-
Notifications
You must be signed in to change notification settings - Fork 371
Description
Summary
Replace the basic max-delta sorting with Shannon entropy scoring for distribution mode and proportional normalization for comparison mode, ensuring the most useful attributes for outlier detection appear first.
Problem
Distribution mode: The original max(pct) - mean(pcts) skewness score doesn't handle multi-modal or power-law distributions well, and has no awareness of well-known OTel attributes.
Comparison mode: The original max(abs(outlierPct - inlierPct)) uses raw percentages where each group's denominator is totalRows of that group. When selection (500 rows) and background (1500 rows) have different sizes, a field with identical proportions (100% "message" in both) shows artificial deltas like |80% - 27%| = 53, pushing it above genuinely different fields.
Changes
Distribution mode scoring
computeEntropyScore(valuePercentages)— Shannon entropy:1 - H(p)/log2(N). Returns 0 for single-value or uniform fields, close to 1 for highly skewed. Naturally handles power-law distributionscomputeDistributionScore(valuePercentages)— original skewness score kept as alternative, selectable viaDISTRIBUTION_SCORINGconstantsemanticBoost(key)— returns 1 for well-known OTel attribute suffixes (service.name, http.method, http.status_code, error, deployment.environment, rpc.method, db.system, etc.).
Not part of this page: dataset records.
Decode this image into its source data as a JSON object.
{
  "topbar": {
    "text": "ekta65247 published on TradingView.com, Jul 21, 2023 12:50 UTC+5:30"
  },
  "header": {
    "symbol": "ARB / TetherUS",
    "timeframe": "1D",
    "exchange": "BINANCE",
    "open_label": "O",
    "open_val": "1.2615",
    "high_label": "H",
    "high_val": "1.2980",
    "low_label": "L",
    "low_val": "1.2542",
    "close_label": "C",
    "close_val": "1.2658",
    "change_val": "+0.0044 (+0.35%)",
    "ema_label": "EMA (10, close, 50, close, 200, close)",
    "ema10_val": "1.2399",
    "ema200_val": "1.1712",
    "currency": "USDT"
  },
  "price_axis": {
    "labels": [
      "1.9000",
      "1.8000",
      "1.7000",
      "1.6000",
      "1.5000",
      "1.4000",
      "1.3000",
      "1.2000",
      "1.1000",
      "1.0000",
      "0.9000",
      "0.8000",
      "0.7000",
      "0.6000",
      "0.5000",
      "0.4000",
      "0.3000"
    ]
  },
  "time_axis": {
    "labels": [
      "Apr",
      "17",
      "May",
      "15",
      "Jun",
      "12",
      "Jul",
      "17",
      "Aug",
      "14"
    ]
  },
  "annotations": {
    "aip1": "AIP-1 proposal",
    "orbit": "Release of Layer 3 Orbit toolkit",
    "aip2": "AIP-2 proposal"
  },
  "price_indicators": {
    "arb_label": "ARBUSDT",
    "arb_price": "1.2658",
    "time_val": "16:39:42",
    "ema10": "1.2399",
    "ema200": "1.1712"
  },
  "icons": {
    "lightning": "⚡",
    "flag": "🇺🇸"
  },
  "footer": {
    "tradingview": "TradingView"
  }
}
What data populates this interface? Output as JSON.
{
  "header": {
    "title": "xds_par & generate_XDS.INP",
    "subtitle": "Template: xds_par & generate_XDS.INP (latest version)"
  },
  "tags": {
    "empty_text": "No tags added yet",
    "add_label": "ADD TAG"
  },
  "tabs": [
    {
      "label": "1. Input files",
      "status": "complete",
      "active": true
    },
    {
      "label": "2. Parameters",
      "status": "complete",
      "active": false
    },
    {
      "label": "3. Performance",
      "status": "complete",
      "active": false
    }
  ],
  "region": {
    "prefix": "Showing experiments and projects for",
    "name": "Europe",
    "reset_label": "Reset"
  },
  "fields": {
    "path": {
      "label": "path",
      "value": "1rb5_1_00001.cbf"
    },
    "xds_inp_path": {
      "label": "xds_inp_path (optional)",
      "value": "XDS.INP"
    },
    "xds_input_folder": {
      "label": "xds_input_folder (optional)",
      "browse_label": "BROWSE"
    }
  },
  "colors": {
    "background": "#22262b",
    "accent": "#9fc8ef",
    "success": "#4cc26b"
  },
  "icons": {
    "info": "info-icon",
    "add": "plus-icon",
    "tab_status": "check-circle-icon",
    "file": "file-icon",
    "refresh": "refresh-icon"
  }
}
Applied as 0.1 tiebreaker only whenbaseScore > 0— single-value boosted attributes score 0
Comparison mode scoring
computeComparisonScore(outlierValues, inlierValues)— normalizes each group's percentages to sum to 100% before computing max delta. Fields with identical proportional distributions (100% "message" in both groups) score 0 regardless of coverage rate differences. Falls back to raw delta when one group has no data for a property
Sort integration
- Distribution mode:
sortScore = baseScore + (baseScore > 0 ? semanticBoost(key) * 0.1 : 0) - Comparison mode:
sortScore = computeComparisonScore(outlierCount, inlierCount)
Files
packages/app/src/components/deltaChartUtils.ts(computeEntropyScore, computeComparisonScore, computeDistributionScore, semanticBoost, DISTRIBUTION_SCORING, BOOSTED_ATTRIBUTE_SUFFIXES)packages/app/src/components/DBDeltaChart.tsx(sort logic in useMemo)packages/app/src/components/__tests__/DBDeltaChart.test.ts(entropy tests, comparison tests, boost integration tests)
Dependencies
- Event Deltas: Field filtering and priority classification #1825 (Field filtering) — uses the field classification to determine visible vs hidden properties before sorting
Test plan
- Distribution mode: fields with unequal distribution appear before single-value fields
- Distribution mode: service.name at 100% scores 0 (not boosted above multi-value fields)
- Distribution mode: among similar-scored fields, boosted OTel attributes rank slightly higher
- Comparison mode: Events.Name[N] with same "message" in both groups scores 0
- Comparison mode: fields with genuinely different distributions (error in selection, success in background) rank highest
- Power-law distributions score higher than uniform distributions
Context
Part of the Event Deltas improvement series. Reference implementation in PR #1797.